----- Original Message -----
From: "Matthew Dharm" <[EMAIL PROTECTED]>
To: "Kurt Garloff" <[EMAIL PROTECTED]>
Cc: "The Linux SCSI list" <[EMAIL PROTECTED]>
Sent: Tuesday, February 29, 2000 4:32 PM
Subject: Re: queueing commands and IRQs?


> On Tue, 29 Feb 2000, Kurt Garloff wrote:
>
> > On Sun, Feb 27, 2000 at 05:55:27PM -0800, Matthew Dharm wrote:
> > > That is, my
> > > code stops executing while the interrupt is being serviced.  My code,
> > > which then calls scsi_done(), doesn't start executing until after the
> > > interrupt is serviced and I've returned to my context?
> >
> > And the code being called in the IRQ handler may be yours! It might
> > IRQ from your SCSI controller ...
>
> It can't be mine.  I don't have an interrupt handler.  I don't even have
> an interrupt.  This is a virtual HBA for USB Mass Storage devics.

    What context is command completion run from then?  Some sort of USB
interrupt handler, or a worker thread of some type?
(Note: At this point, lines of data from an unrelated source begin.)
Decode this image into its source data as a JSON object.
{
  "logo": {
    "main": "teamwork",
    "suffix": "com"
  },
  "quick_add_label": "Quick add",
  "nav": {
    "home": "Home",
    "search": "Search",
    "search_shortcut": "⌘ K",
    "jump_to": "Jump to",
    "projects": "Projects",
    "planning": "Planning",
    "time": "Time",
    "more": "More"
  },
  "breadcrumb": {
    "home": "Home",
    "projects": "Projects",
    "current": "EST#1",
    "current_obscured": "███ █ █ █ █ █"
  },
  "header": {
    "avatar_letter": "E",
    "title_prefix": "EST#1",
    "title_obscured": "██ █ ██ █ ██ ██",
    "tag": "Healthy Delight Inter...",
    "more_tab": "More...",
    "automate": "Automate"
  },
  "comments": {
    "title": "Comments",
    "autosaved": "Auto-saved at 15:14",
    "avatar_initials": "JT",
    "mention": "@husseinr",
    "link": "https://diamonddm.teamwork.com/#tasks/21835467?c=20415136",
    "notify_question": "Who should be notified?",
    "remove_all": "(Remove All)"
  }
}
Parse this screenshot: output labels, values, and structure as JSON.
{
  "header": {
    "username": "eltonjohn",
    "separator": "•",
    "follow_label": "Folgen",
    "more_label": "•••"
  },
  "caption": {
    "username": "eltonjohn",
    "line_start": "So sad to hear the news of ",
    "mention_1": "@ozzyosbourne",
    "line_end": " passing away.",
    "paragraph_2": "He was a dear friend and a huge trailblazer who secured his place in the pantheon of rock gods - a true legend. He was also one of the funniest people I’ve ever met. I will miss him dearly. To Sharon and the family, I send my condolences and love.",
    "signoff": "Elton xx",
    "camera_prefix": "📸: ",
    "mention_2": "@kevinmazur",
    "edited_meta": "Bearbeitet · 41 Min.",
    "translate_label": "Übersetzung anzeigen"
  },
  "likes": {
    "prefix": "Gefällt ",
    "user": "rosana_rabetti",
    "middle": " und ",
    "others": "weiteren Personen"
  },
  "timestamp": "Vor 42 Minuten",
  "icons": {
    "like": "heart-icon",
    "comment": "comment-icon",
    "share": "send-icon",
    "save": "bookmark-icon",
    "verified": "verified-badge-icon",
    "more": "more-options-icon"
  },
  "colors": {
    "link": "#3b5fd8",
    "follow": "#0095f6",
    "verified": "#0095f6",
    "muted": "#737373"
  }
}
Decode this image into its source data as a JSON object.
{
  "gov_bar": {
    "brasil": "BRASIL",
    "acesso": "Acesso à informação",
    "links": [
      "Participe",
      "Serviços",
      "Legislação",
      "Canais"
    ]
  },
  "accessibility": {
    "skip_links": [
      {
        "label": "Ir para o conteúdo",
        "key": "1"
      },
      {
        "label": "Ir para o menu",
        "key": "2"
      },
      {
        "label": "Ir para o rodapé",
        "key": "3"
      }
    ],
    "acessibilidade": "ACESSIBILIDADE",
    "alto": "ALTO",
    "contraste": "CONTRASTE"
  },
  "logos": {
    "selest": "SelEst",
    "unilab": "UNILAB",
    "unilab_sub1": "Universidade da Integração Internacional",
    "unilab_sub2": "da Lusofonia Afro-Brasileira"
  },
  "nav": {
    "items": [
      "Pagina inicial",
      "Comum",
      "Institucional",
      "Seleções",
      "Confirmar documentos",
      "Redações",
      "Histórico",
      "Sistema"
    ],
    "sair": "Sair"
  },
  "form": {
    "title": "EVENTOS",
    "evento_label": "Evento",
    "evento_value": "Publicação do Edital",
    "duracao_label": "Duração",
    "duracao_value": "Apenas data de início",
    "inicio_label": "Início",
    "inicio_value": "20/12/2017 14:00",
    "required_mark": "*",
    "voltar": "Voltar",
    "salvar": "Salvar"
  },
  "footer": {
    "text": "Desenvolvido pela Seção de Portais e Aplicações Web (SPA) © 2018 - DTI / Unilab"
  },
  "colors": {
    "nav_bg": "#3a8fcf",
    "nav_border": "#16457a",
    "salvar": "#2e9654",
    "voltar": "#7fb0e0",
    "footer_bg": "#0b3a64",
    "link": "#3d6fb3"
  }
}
> > > > Anyway, I think you need to use the irq safe spinlock anyway, cause
> > > > otherwise you risk:
> > > >
> > > > queue_command():    spinlock
> > > > IRQ -> irq handler: spinlock_irqsave() will deadlock!!
> > >
> > > But I don't have an IRQ handler that will try to obtain the lock.
> >
> > Hmm? You should. Unless you have designed your IRQ handler to be very
very
> > carefully only doing atomic operations on data that you might access
> > from your other code (i.e. queue_command()).
>
> I don't have an irq handler, thus it doesn't access any data.
>
> > Anyway, before calling scsi_done() on command completion, which you
probably
> > do from your IRQ handler, you have to acquire the io_request_lock.
>
> Oh!  This is new!  I call the scsi_done() function from a thread that I've
> started to handle these devices.  But wait... I had a problem before
> whereby I discovered that, in the process of calling scsi_done(), the
> higher SCSI layers were acquiring the io_request_lock for me.  If I
> acquire the lock myself, won't this lead to deadlock?

    No. scsi_done() is *assuming* that the lock is held when it is called,
at least for now.  Actually if you are using the new error handling it
doesn't really matter, as all we are doing is sticking it in a list for the
bottom half handler, and there is a separate lock to protect that operation
(for the day when we fix SMP locking once and for all).

> > > The only thing I'm worried about is:
> > >
> > > IRQ -> irq handler -> queuecommand()
> >
> > Even if your IRQ handler does not do it, it might happen that another
SCSI
> > command on another Controller completes and that its IRQ handler calls
> > scsi_done() and queue_command() is called to queue the next command to
> > your controller. [Maybe the mid-layer avoid this, I don't know, but I
> > certainly did not want to rely on it for saving 10 CPU cycles on a
> > spinlock in a function that consumes 200+ anyway ...]
>
> Hrm... this might be a legitimate problem.  Can someone more knowledgable
> with the mid-layer comment on the possibility of this scenario?

    With the new queueing code, I believe that this will no longer happen.
With the old queueing code I could guarantee that it would happen.

> > > If that can't happen, then I'm free and clear to use the non IRQ-safe
> > > spinlocks.
> >
> > If your SCSI controller uses an IRQ handler, I see no way to avoid
> > IRQ safe spinlocks. Also think of SMP machines ...
>
> What about SMP machines?  I don't see a problem there with non-IRQ-safe
> spinlocks, unless it's allready a problem on UP machines.

    What it boils down to is whether there is ever any work that is done in
the context of any interrupt handler or not.  If not (i.e. you are using
worker threads for reporting completion), then it is probably true that
using the non-IRQ-safe versions would work even on an SMP machine.